Pulse radiolytic investigation of the reduction of cadmium(II) ions

Abstract

In γ-irradiated aqueous CdSO₄ solutions containing alcohols or formate ions, the hydrated electron reacts with Cd²⁺ to form Cd⁺ and the OH and H radicals react with the organic solute to form organic free radicals. The 100 eV yield of metallic cadmium was 2.5 in the presence of formate and close to zero in the presence of t-butanol and in the absence of organic additives.
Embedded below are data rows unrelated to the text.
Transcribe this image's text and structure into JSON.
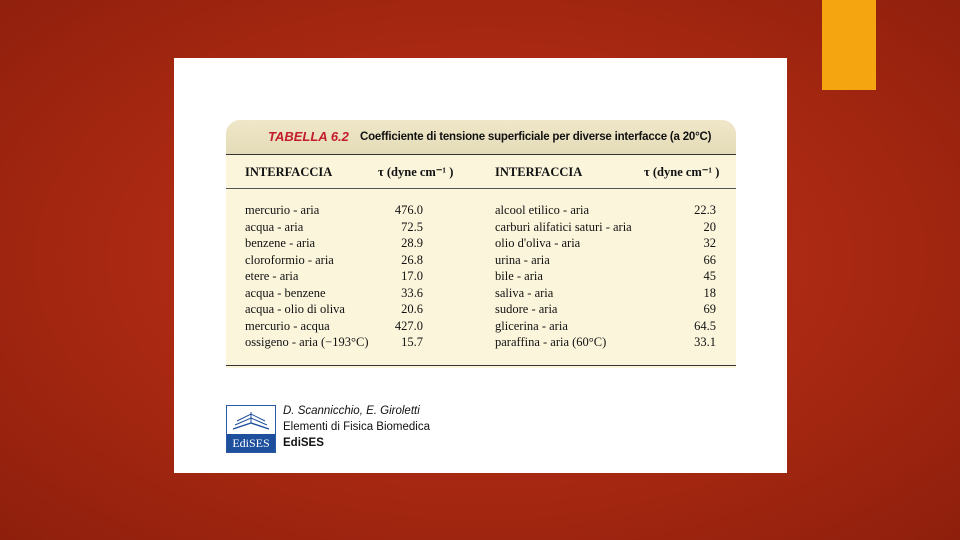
{
  "table": {
    "label": "TABELLA 6.2",
    "caption": "Coefficiente di tensione superficiale per diverse interfacce (a 20°C)",
    "columns": [
      "INTERFACCIA",
      "τ (dyne cm⁻¹ )",
      "INTERFACCIA",
      "τ (dyne cm⁻¹ )"
    ],
    "rows": [
      [
        "mercurio - aria",
        "476.0",
        "alcool etilico - aria",
        "22.3"
      ],
      [
        "acqua - aria",
        "72.5",
        "carburi alifatici saturi - aria",
        "20"
      ],
      [
        "benzene - aria",
        "28.9",
        "olio d'oliva - aria",
        "32"
      ],
      [
        "cloroformio - aria",
        "26.8",
        "urina - aria",
        "66"
      ],
      [
        "etere - aria",
        "17.0",
        "bile - aria",
        "45"
      ],
      [
        "acqua - benzene",
        "33.6",
        "saliva - aria",
        "18"
      ],
      [
        "acqua - olio di oliva",
        "20.6",
        "sudore - aria",
        "69"
      ],
      [
        "mercurio - acqua",
        "427.0",
        "glicerina - aria",
        "64.5"
      ],
      [
        "ossigeno - aria (−193°C)",
        "15.7",
        "paraffina - aria (60°C)",
        "33.1"
      ]
    ]
  },
  "credit": {
    "logo_text": "EdiSES",
    "authors": "D. Scannicchio, E. Giroletti",
    "book_title": "Elementi di Fisica Biomedica",
    "publisher": "EdiSES"
  },
  "colors": {
    "background": "#b52e16",
    "accent": "#f4a510",
    "table_label": "#c41c2c",
    "table_fill": "#fbf5dc",
    "logo_blue": "#1e4f9c"
  }
}
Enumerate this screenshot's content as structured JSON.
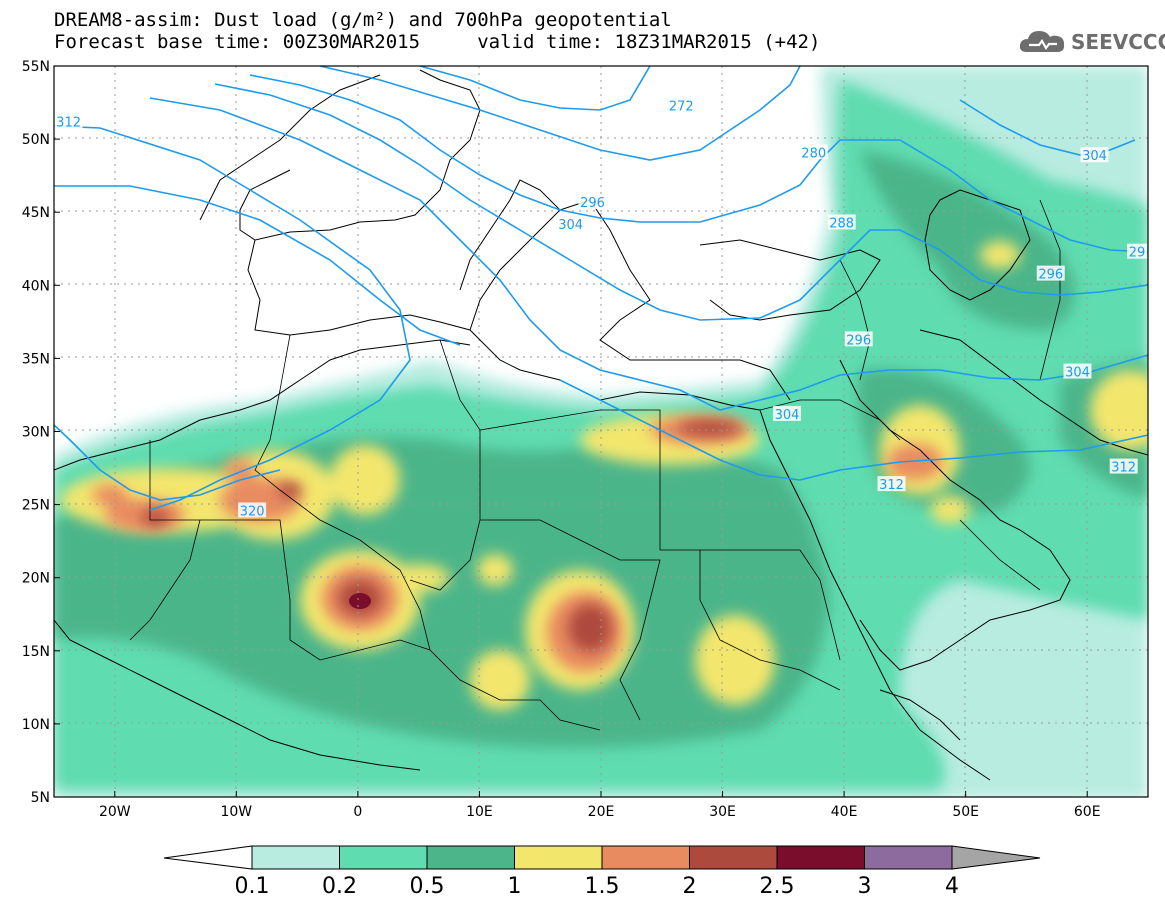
{
  "title": {
    "line1": "DREAM8-assim: Dust load (g/m²) and 700hPa geopotential",
    "line2": "Forecast base time: 00Z30MAR2015     valid time: 18Z31MAR2015 (+42)"
  },
  "logo": {
    "text": "SEEVCCC",
    "icon": "cloud-logo-icon"
  },
  "colors": {
    "contour": "#1e9bef",
    "levels": [
      "#b8ece0",
      "#5fdcb0",
      "#4cb58a",
      "#f3e66d",
      "#e98b60",
      "#ad4a3e",
      "#7a0d2c",
      "#8d6b9e",
      "#a5a5a5"
    ]
  },
  "map": {
    "lat_labels": [
      "55N",
      "50N",
      "45N",
      "40N",
      "35N",
      "30N",
      "25N",
      "20N",
      "15N",
      "10N",
      "5N"
    ],
    "lon_labels": [
      "20W",
      "10W",
      "0",
      "10E",
      "20E",
      "30E",
      "40E",
      "50E",
      "60E"
    ],
    "lat_range": [
      5,
      55
    ],
    "lon_range": [
      -25,
      65
    ],
    "contour_labels": [
      {
        "text": "312",
        "lon": -23.8,
        "lat": 51.2
      },
      {
        "text": "272",
        "lon": 26.6,
        "lat": 52.3
      },
      {
        "text": "280",
        "lon": 37.5,
        "lat": 49.1
      },
      {
        "text": "296",
        "lon": 19.3,
        "lat": 45.7
      },
      {
        "text": "304",
        "lon": 17.5,
        "lat": 44.2
      },
      {
        "text": "288",
        "lon": 39.8,
        "lat": 44.3
      },
      {
        "text": "296",
        "lon": 41.2,
        "lat": 36.3
      },
      {
        "text": "304",
        "lon": 60.6,
        "lat": 48.9
      },
      {
        "text": "296",
        "lon": 57.0,
        "lat": 40.8
      },
      {
        "text": "29",
        "lon": 64.1,
        "lat": 42.3
      },
      {
        "text": "304",
        "lon": 35.3,
        "lat": 31.2
      },
      {
        "text": "304",
        "lon": 59.2,
        "lat": 34.1
      },
      {
        "text": "312",
        "lon": 43.9,
        "lat": 26.4
      },
      {
        "text": "312",
        "lon": 63.0,
        "lat": 27.6
      },
      {
        "text": "320",
        "lon": -8.7,
        "lat": 24.6
      }
    ]
  },
  "colorbar": {
    "ticks": [
      "0.1",
      "0.2",
      "0.5",
      "1",
      "1.5",
      "2",
      "2.5",
      "3",
      "4"
    ]
  }
}
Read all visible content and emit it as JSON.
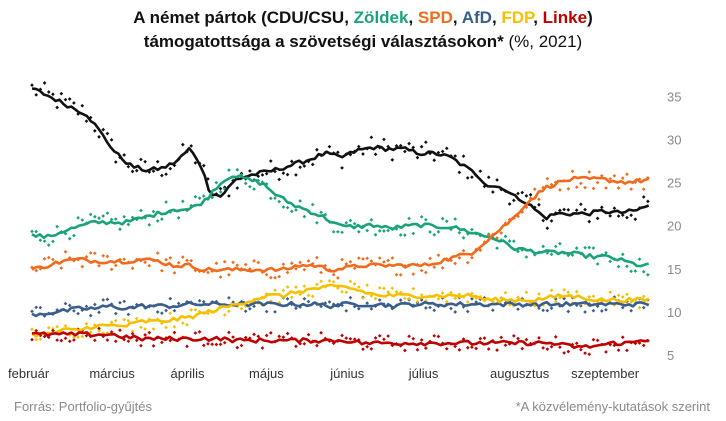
{
  "title": {
    "line1_prefix": "A német pártok (",
    "line1_sep": ", ",
    "line1_suffix": ")",
    "line2_bold": "támogatottsága a szövetségi választásokon*",
    "line2_light": " (%, 2021)",
    "parties": [
      {
        "label": "CDU/CSU",
        "color": "#111111"
      },
      {
        "label": "Zöldek",
        "color": "#1aa37a"
      },
      {
        "label": "SPD",
        "color": "#f26b1d"
      },
      {
        "label": "AfD",
        "color": "#3a5e8c"
      },
      {
        "label": "FDP",
        "color": "#f5c000"
      },
      {
        "label": "Linke",
        "color": "#c00000"
      }
    ]
  },
  "footer": {
    "source": "Forrás: Portfolio-gyűjtés",
    "note": "*A közvélemény-kutatások szerint"
  },
  "chart_data": {
    "type": "line",
    "x_unit": "days since 2021-02-01",
    "xlim": [
      0,
      236
    ],
    "ylim": [
      5,
      37
    ],
    "yticks": [
      5,
      10,
      15,
      20,
      25,
      30,
      35
    ],
    "x_ticks": [
      {
        "label": "február",
        "x": 0
      },
      {
        "label": "március",
        "x": 28
      },
      {
        "label": "április",
        "x": 59
      },
      {
        "label": "május",
        "x": 89
      },
      {
        "label": "június",
        "x": 120
      },
      {
        "label": "július",
        "x": 150
      },
      {
        "label": "augusztus",
        "x": 181
      },
      {
        "label": "szeptember",
        "x": 212
      }
    ],
    "grid": false,
    "series": [
      {
        "name": "CDU/CSU",
        "color": "#111111",
        "points": [
          [
            0,
            36.0
          ],
          [
            6,
            35.2
          ],
          [
            14,
            34.0
          ],
          [
            21,
            33.0
          ],
          [
            26,
            31.0
          ],
          [
            32,
            28.5
          ],
          [
            38,
            27.0
          ],
          [
            44,
            26.5
          ],
          [
            50,
            26.8
          ],
          [
            55,
            27.5
          ],
          [
            60,
            29.0
          ],
          [
            64,
            27.5
          ],
          [
            68,
            24.0
          ],
          [
            72,
            23.5
          ],
          [
            78,
            25.5
          ],
          [
            84,
            26.0
          ],
          [
            92,
            26.5
          ],
          [
            100,
            27.2
          ],
          [
            106,
            27.8
          ],
          [
            112,
            28.5
          ],
          [
            118,
            28.0
          ],
          [
            124,
            28.8
          ],
          [
            130,
            29.2
          ],
          [
            136,
            29.0
          ],
          [
            142,
            29.0
          ],
          [
            148,
            28.5
          ],
          [
            154,
            28.5
          ],
          [
            160,
            28.0
          ],
          [
            164,
            27.2
          ],
          [
            170,
            26.0
          ],
          [
            174,
            24.8
          ],
          [
            180,
            24.5
          ],
          [
            184,
            23.5
          ],
          [
            188,
            23.0
          ],
          [
            192,
            22.0
          ],
          [
            196,
            21.0
          ],
          [
            200,
            21.5
          ],
          [
            206,
            21.5
          ],
          [
            212,
            21.5
          ],
          [
            218,
            21.8
          ],
          [
            224,
            21.6
          ],
          [
            230,
            21.8
          ],
          [
            236,
            22.5
          ]
        ]
      },
      {
        "name": "Zöldek",
        "color": "#1aa37a",
        "points": [
          [
            0,
            19.0
          ],
          [
            6,
            18.8
          ],
          [
            12,
            19.5
          ],
          [
            18,
            20.0
          ],
          [
            24,
            20.5
          ],
          [
            30,
            20.5
          ],
          [
            36,
            20.5
          ],
          [
            42,
            21.0
          ],
          [
            48,
            21.5
          ],
          [
            54,
            22.0
          ],
          [
            60,
            22.0
          ],
          [
            66,
            23.0
          ],
          [
            70,
            24.5
          ],
          [
            76,
            26.0
          ],
          [
            82,
            25.5
          ],
          [
            88,
            25.0
          ],
          [
            94,
            23.5
          ],
          [
            100,
            22.5
          ],
          [
            106,
            21.8
          ],
          [
            112,
            21.0
          ],
          [
            118,
            20.0
          ],
          [
            124,
            20.0
          ],
          [
            130,
            20.2
          ],
          [
            136,
            19.8
          ],
          [
            142,
            20.0
          ],
          [
            148,
            20.2
          ],
          [
            154,
            20.0
          ],
          [
            160,
            20.0
          ],
          [
            166,
            19.5
          ],
          [
            172,
            19.0
          ],
          [
            178,
            18.5
          ],
          [
            184,
            17.5
          ],
          [
            190,
            17.2
          ],
          [
            196,
            17.0
          ],
          [
            202,
            17.0
          ],
          [
            208,
            16.8
          ],
          [
            214,
            16.5
          ],
          [
            220,
            16.5
          ],
          [
            226,
            16.0
          ],
          [
            232,
            15.5
          ],
          [
            236,
            15.5
          ]
        ]
      },
      {
        "name": "SPD",
        "color": "#f26b1d",
        "points": [
          [
            0,
            15.0
          ],
          [
            6,
            15.5
          ],
          [
            12,
            16.0
          ],
          [
            18,
            16.2
          ],
          [
            24,
            16.0
          ],
          [
            30,
            16.0
          ],
          [
            36,
            16.0
          ],
          [
            42,
            16.2
          ],
          [
            48,
            16.0
          ],
          [
            54,
            15.5
          ],
          [
            60,
            15.5
          ],
          [
            66,
            15.0
          ],
          [
            72,
            15.0
          ],
          [
            78,
            15.0
          ],
          [
            84,
            15.0
          ],
          [
            90,
            15.0
          ],
          [
            96,
            15.0
          ],
          [
            102,
            15.5
          ],
          [
            108,
            15.5
          ],
          [
            114,
            15.0
          ],
          [
            120,
            15.2
          ],
          [
            126,
            15.5
          ],
          [
            132,
            15.5
          ],
          [
            138,
            15.5
          ],
          [
            144,
            15.5
          ],
          [
            150,
            15.5
          ],
          [
            156,
            16.0
          ],
          [
            162,
            16.5
          ],
          [
            168,
            17.0
          ],
          [
            172,
            18.0
          ],
          [
            176,
            19.0
          ],
          [
            180,
            20.0
          ],
          [
            184,
            21.0
          ],
          [
            188,
            22.5
          ],
          [
            192,
            23.5
          ],
          [
            196,
            24.5
          ],
          [
            200,
            25.0
          ],
          [
            206,
            25.5
          ],
          [
            212,
            25.5
          ],
          [
            218,
            25.5
          ],
          [
            224,
            25.2
          ],
          [
            230,
            25.2
          ],
          [
            236,
            25.5
          ]
        ]
      },
      {
        "name": "AfD",
        "color": "#3a5e8c",
        "points": [
          [
            0,
            9.8
          ],
          [
            6,
            10.0
          ],
          [
            12,
            10.2
          ],
          [
            18,
            10.5
          ],
          [
            24,
            10.5
          ],
          [
            30,
            10.8
          ],
          [
            36,
            10.5
          ],
          [
            42,
            10.8
          ],
          [
            48,
            10.8
          ],
          [
            54,
            10.8
          ],
          [
            60,
            11.0
          ],
          [
            66,
            11.0
          ],
          [
            72,
            11.0
          ],
          [
            78,
            11.0
          ],
          [
            84,
            11.0
          ],
          [
            90,
            11.0
          ],
          [
            96,
            11.0
          ],
          [
            102,
            11.0
          ],
          [
            108,
            11.0
          ],
          [
            114,
            10.8
          ],
          [
            120,
            11.0
          ],
          [
            126,
            11.0
          ],
          [
            132,
            11.0
          ],
          [
            138,
            10.8
          ],
          [
            144,
            11.0
          ],
          [
            150,
            11.0
          ],
          [
            156,
            11.0
          ],
          [
            162,
            11.0
          ],
          [
            168,
            11.0
          ],
          [
            174,
            11.0
          ],
          [
            180,
            11.0
          ],
          [
            186,
            11.0
          ],
          [
            192,
            11.0
          ],
          [
            198,
            11.0
          ],
          [
            204,
            11.0
          ],
          [
            210,
            11.0
          ],
          [
            216,
            11.0
          ],
          [
            222,
            11.0
          ],
          [
            228,
            11.0
          ],
          [
            236,
            11.0
          ]
        ]
      },
      {
        "name": "FDP",
        "color": "#f5c000",
        "points": [
          [
            0,
            7.5
          ],
          [
            6,
            7.5
          ],
          [
            12,
            8.0
          ],
          [
            18,
            8.0
          ],
          [
            24,
            8.5
          ],
          [
            30,
            8.5
          ],
          [
            36,
            8.5
          ],
          [
            42,
            9.0
          ],
          [
            48,
            9.0
          ],
          [
            54,
            9.2
          ],
          [
            60,
            9.5
          ],
          [
            66,
            10.0
          ],
          [
            72,
            10.5
          ],
          [
            78,
            11.0
          ],
          [
            84,
            11.5
          ],
          [
            90,
            12.0
          ],
          [
            96,
            12.0
          ],
          [
            102,
            12.5
          ],
          [
            108,
            12.8
          ],
          [
            114,
            13.0
          ],
          [
            120,
            13.0
          ],
          [
            126,
            12.5
          ],
          [
            132,
            12.0
          ],
          [
            138,
            12.0
          ],
          [
            144,
            12.0
          ],
          [
            150,
            12.0
          ],
          [
            156,
            12.0
          ],
          [
            162,
            12.0
          ],
          [
            168,
            12.0
          ],
          [
            174,
            11.5
          ],
          [
            180,
            11.5
          ],
          [
            186,
            11.5
          ],
          [
            192,
            11.5
          ],
          [
            198,
            11.8
          ],
          [
            204,
            12.0
          ],
          [
            210,
            11.8
          ],
          [
            216,
            11.5
          ],
          [
            222,
            11.5
          ],
          [
            228,
            11.5
          ],
          [
            236,
            11.5
          ]
        ]
      },
      {
        "name": "Linke",
        "color": "#c00000",
        "points": [
          [
            0,
            7.5
          ],
          [
            6,
            7.5
          ],
          [
            12,
            7.5
          ],
          [
            18,
            7.5
          ],
          [
            24,
            7.5
          ],
          [
            30,
            7.5
          ],
          [
            36,
            7.2
          ],
          [
            42,
            7.0
          ],
          [
            48,
            7.0
          ],
          [
            54,
            7.0
          ],
          [
            60,
            7.0
          ],
          [
            66,
            7.0
          ],
          [
            72,
            7.0
          ],
          [
            78,
            6.8
          ],
          [
            84,
            6.8
          ],
          [
            90,
            6.8
          ],
          [
            96,
            6.8
          ],
          [
            102,
            6.8
          ],
          [
            108,
            6.8
          ],
          [
            114,
            6.8
          ],
          [
            120,
            6.8
          ],
          [
            126,
            6.5
          ],
          [
            132,
            6.5
          ],
          [
            138,
            6.5
          ],
          [
            144,
            6.5
          ],
          [
            150,
            6.5
          ],
          [
            156,
            6.5
          ],
          [
            162,
            6.5
          ],
          [
            168,
            6.5
          ],
          [
            174,
            6.5
          ],
          [
            180,
            6.5
          ],
          [
            186,
            6.5
          ],
          [
            192,
            6.5
          ],
          [
            198,
            6.5
          ],
          [
            204,
            6.2
          ],
          [
            210,
            6.0
          ],
          [
            216,
            6.2
          ],
          [
            222,
            6.5
          ],
          [
            228,
            6.5
          ],
          [
            236,
            7.0
          ]
        ]
      }
    ]
  }
}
In the presence of other alcohols, the highest yield observed was with methanol [G(Cd)= 1.3] and the lowest with propan-2-ol (G= 0.4).

Pulse radiolytic studies with optical absorption, conductimetric and light scattering techniques for detection of intermediates yielded the following results: Cd⁺ is oxidized by the radical CH₂(CH₃)₂-COH. α-Alcohol radicals react with Cd⁺ ions to form products which hydrolyse in the millisecond time scale to regenerate Cd²⁺. The reaction 2 Cd⁺→ Cd²⁺₂(2k= 3.0 × 10⁹ dm³ mol^–1 s^–1) is responsible for the formation of metallic cadmium. The rate constants for the reactions of Cd⁺ with OH and various organic radicals and the absorption spectra of Cd⁺ and Cd²⁺₂ were also determined. During the first few seconds of the disappearance of Cd²⁺₂, small agglomerates of cadmium that scatter u.v.-radiation are formed. Further agglomeration to produce colloidal particles that scatter 514.5 nm laser light occurs within a few minutes after the high energy electron pulse.

Scattering measurements were also carried out with irradiated Ni²⁺ solutions. The mechanism for colloidal nickel formation was found to be different from that for colloidal cadmium formation.